Figure 4PCA analysis. Principal components analysis of Campora, Gioi and Cardile, combined with the Tuscan (TSI) population from the 1000 Genomes Phase 3 v5 reference panel. The analysis was performed using (a) common (MAF > 5%) and (b) rare and low frequency (MAF ≤ 5%) variants in common between the Cilento isolates and TSI. We compare the first and second principal components (PC1 and PC2, respectively).

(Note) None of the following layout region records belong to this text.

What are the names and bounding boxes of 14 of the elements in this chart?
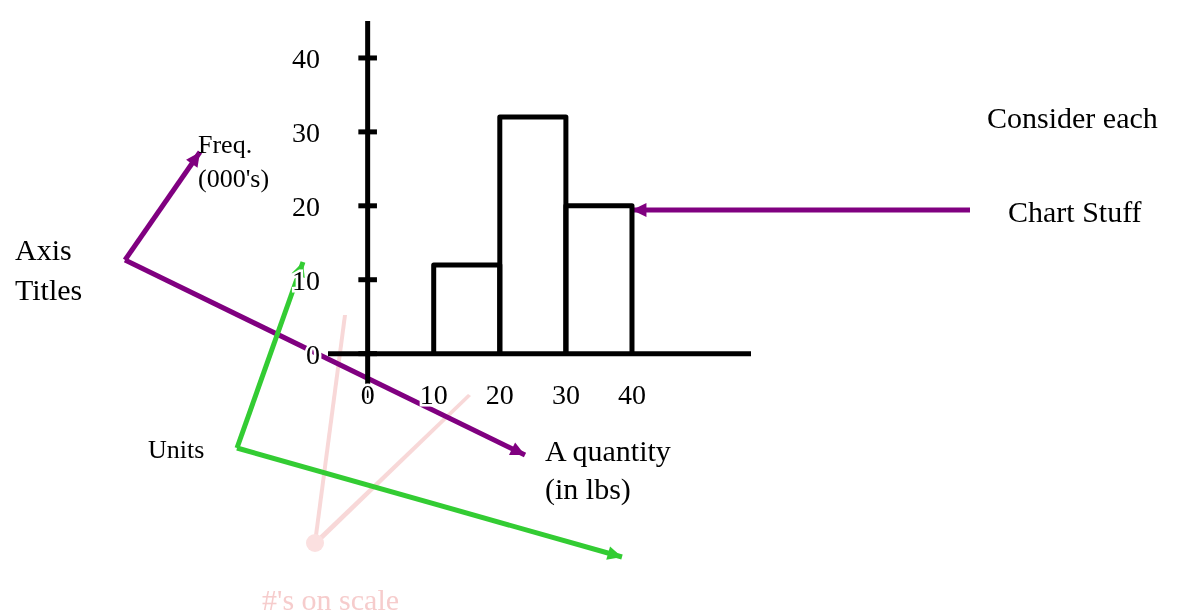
x-tick-label: 10 [419, 378, 448, 410]
x-tick-label: 40 [618, 378, 647, 410]
text: Chart Stuff [1008, 194, 1142, 230]
y-tick-label: 30 [292, 116, 320, 148]
y-axis-title: Freq. (000's) [198, 129, 270, 195]
y-tick-label: 20 [292, 190, 320, 222]
y-tick-label: 40 [292, 42, 320, 74]
x-axis-title: A quantity (in lbs) [545, 433, 671, 507]
x-tick-label: 20 [485, 378, 514, 410]
x-tick-label: 0 [360, 378, 375, 410]
x-tick-label: 30 [551, 378, 580, 410]
text: Units [148, 434, 205, 466]
text: Axis Titles [15, 232, 83, 308]
text: Consider each [987, 100, 1158, 136]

Figure 5Runs Of Homozygosity (ROH) analysis. (a) Mean and (b) total length (Mb) of ROH in Campora, Gioi, Cardile and TSI populations. Only ROH with length >1 Mb are shown.
Figure 6Improvement of imputation. Comparison of IMPUTE2 imputation quality score ‘info’ between two imputation strategies: firstly using the 1000 Genomes Phase3 v5 reference panel (‘1KG_Ph3’ – red) and secondly using a combination of the 1000 Genomes Phase3 v5 reference panel and a local reference panel of phased exome data from Cilento (‘1KG_Ph3 + WES’ – blue). Imputation was performed on the entirety of chromosome 10. Mean ‘info’ scores for 50 MAF bins are presented and results are split between all imputed variants (left) and only imputed exonic variants (right).